We finished the tour and back to the cars to stop over on the north side of the river for some lunch and further listening and viewing. Throughout the walk and lunch there was a lot of interesting discussion around restoration. Because the SRNR is a very new Ontario Nature reserve, there is restoration required, much of which centers around some small farm fields on the property which need to be converted into wildlife habitat. A restoration plan with numbered objectives was created by the experts at Ontario Nature, fed by lots of input including BioBlitz events in 2017, steward reports, and of course their own site visits. Talking with the stewardship team has given me a better understanding about the pit and mound techniques planned, drilling/broadcasting seed, and the succession ecology which will eventually yield the final desired ecosystem. Vernal pools and mounds will allow the best use of water resources by establishing means for the floodplains to hold and retain moisture for longer periods of time. It will be exciting to watch things develop over the next few years.

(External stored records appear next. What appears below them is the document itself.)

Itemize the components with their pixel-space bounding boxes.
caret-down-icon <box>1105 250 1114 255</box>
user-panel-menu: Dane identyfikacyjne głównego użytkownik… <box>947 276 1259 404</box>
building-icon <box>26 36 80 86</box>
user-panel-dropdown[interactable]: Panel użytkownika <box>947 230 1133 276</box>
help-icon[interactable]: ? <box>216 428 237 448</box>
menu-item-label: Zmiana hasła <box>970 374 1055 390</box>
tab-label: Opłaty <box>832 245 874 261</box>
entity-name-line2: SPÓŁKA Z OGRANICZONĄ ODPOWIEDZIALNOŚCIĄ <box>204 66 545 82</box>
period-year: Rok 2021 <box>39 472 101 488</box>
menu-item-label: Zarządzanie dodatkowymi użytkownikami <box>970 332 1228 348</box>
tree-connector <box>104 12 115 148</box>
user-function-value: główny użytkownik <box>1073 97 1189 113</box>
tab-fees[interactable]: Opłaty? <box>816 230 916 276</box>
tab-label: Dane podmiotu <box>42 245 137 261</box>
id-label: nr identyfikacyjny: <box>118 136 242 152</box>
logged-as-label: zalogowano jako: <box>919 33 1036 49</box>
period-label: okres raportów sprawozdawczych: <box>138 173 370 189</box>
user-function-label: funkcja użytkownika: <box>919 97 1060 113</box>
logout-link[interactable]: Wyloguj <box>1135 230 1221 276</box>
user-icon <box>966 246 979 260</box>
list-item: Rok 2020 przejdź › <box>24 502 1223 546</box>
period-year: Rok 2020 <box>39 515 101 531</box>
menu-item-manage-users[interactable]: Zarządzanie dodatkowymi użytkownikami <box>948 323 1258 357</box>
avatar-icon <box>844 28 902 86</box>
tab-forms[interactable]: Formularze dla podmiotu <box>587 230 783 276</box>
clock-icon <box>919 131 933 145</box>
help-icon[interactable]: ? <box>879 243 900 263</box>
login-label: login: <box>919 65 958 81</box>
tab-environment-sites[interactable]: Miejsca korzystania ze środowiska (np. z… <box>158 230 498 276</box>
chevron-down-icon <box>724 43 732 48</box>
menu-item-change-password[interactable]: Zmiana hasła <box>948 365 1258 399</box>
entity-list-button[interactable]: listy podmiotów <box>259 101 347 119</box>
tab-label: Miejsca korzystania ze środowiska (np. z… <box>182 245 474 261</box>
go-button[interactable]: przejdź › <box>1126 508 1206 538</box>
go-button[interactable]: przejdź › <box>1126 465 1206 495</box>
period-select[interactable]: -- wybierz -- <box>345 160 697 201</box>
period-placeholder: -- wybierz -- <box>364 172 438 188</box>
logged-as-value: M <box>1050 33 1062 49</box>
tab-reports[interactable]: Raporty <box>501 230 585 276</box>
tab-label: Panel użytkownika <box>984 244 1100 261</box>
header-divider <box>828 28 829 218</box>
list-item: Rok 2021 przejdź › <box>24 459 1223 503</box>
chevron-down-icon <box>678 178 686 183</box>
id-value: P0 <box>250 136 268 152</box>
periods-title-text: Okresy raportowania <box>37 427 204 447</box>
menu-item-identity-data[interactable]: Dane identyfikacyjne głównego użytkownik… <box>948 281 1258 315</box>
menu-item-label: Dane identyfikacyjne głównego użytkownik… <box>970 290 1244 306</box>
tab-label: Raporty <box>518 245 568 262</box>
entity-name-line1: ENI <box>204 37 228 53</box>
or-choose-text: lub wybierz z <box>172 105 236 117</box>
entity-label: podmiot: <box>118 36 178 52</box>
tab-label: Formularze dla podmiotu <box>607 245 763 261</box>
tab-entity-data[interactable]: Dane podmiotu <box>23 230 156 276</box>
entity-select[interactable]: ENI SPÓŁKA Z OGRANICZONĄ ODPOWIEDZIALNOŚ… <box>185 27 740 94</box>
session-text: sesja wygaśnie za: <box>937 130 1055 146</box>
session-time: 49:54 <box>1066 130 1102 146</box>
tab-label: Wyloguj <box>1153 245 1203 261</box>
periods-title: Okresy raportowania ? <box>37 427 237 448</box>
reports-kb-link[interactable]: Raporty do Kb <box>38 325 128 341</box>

Although these properties are stewarded by local nature clubs, they are owned by other organizations; in this case SRNR is of course owned by Ontario Nature. This beneficial relationship allows the resources and structure of larger organizations to support ownership and large initiatives but still have some local on-the-ground oversight completed by passionate local individuals. The steward team is consulted as a source of information but can also help with fundraising and advocacy.
There are a lot of engaging ways to get involved in Sydenham Field Naturalists – joining one of our property stewardship teams is one of these ways! SFN stewards 5 different properties and needs people of all different levels of experience who are committed to visiting the properties, making observations, and providing recommendations. Stewardship groups can offer a unique opportunity to learn and contribute to citizen science, even for those like myself who are still learning many of the plant and animal species.